The output dataset of Foxnews in 2015:

![WeChat Image_20211111203434](https://user-images.githubusercontent.com/34649843/141358651-64ff392f-a3c6-446f-8282-43053d1855fe.png)

![WeChat Image_20211111203500](https://user-images.githubusercontent.com/34649843/141358659-70f15cfe-f79e-4c6e-af1e-57e9cc712d57.png)

The datasets of other medias and other years are organized similarly.

We also want to extract the gender related quotations from the dataset. We prepared a gender related word list. If a quotation or its url contains some words in the list, we assume it to be gender related.

In [None]:
# Load the gender word list.

with open('/content/drive/Shareddrives/ADA/gender related words.txt', 'r') as infile:
  words = infile.readlines()

gender_word_set = set([w.strip() for w in words])

In [None]:
# Preprocess the text.

def clean_text(text):
    # To remove the punctuations
    text = text.translate(str.maketrans(' ',' ',string.punctuation))
    # To consider only alphabets and numerics
    text = re.sub('[^a-zA-Z]',' ',text) 
    # To replace newline with space
    text = re.sub("\n"," ",text)
    # To convert to lower case
    text = text.lower()

    return text.split()

In [None]:
# Select the quotations according the prementioned rules and write them to new files.

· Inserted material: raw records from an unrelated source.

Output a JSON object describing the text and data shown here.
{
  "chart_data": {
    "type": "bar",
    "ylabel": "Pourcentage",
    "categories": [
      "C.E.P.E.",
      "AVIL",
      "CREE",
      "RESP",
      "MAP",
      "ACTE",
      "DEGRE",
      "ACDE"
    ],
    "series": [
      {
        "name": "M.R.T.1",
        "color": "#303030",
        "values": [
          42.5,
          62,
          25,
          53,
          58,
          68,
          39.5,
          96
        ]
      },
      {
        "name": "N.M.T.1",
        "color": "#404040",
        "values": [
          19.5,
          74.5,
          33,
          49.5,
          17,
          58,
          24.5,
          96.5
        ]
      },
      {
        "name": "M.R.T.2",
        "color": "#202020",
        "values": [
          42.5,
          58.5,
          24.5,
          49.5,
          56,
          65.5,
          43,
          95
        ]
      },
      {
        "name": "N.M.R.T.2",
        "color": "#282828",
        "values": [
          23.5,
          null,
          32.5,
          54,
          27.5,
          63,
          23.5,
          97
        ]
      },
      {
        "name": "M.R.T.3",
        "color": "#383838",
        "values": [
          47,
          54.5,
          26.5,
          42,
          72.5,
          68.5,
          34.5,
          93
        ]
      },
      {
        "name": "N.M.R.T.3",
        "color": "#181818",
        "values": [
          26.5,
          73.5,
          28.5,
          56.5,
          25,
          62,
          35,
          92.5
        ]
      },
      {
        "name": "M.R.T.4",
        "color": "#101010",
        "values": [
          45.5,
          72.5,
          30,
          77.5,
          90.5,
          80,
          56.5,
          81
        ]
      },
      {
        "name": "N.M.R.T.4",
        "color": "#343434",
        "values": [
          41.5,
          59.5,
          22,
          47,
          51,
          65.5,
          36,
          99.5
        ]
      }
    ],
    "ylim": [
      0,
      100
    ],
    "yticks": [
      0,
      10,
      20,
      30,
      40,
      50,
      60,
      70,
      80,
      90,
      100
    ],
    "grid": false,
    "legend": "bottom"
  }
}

for i, year in enumerate(years):
  path_to_file = path_to_out_list[i]
  path_to_out = gender_file_list[i]
  with bz2.open(path_to_file, 'rb') as s_file:
    with bz2.open(path_to_out, 'wb') as d_file:
      for instance in s_file: 
        instance = json.loads(instance)
        urls = instance['urls']
        quotation = instance['quotation']

        is_gender_related = False
        
        for url in urls:
          o = urlparse(url)
          path = clean_text(o.path)
          for w in path:
            if w in gender_word_set:
              is_gender_related = True

          if is_gender_related:
            break

        if not is_gender_related:
          quotation = clean_text(quotation)
          for w in quotation:
            if w in gender_word_set:
              is_gender_related = True
              break

        if is_gender_related:
          d_file.write((json.dumps(instance)+'\n').encode('utf-8')) 

The output dataset of foxnews is organized as follows:

![WeChat Image_20211111204329](https://user-images.githubusercontent.com/34649843/141359086-7332ac51-6e50-4b85-a7d1-c090be8b3617.png)

The datasets of other medias are organized similarly.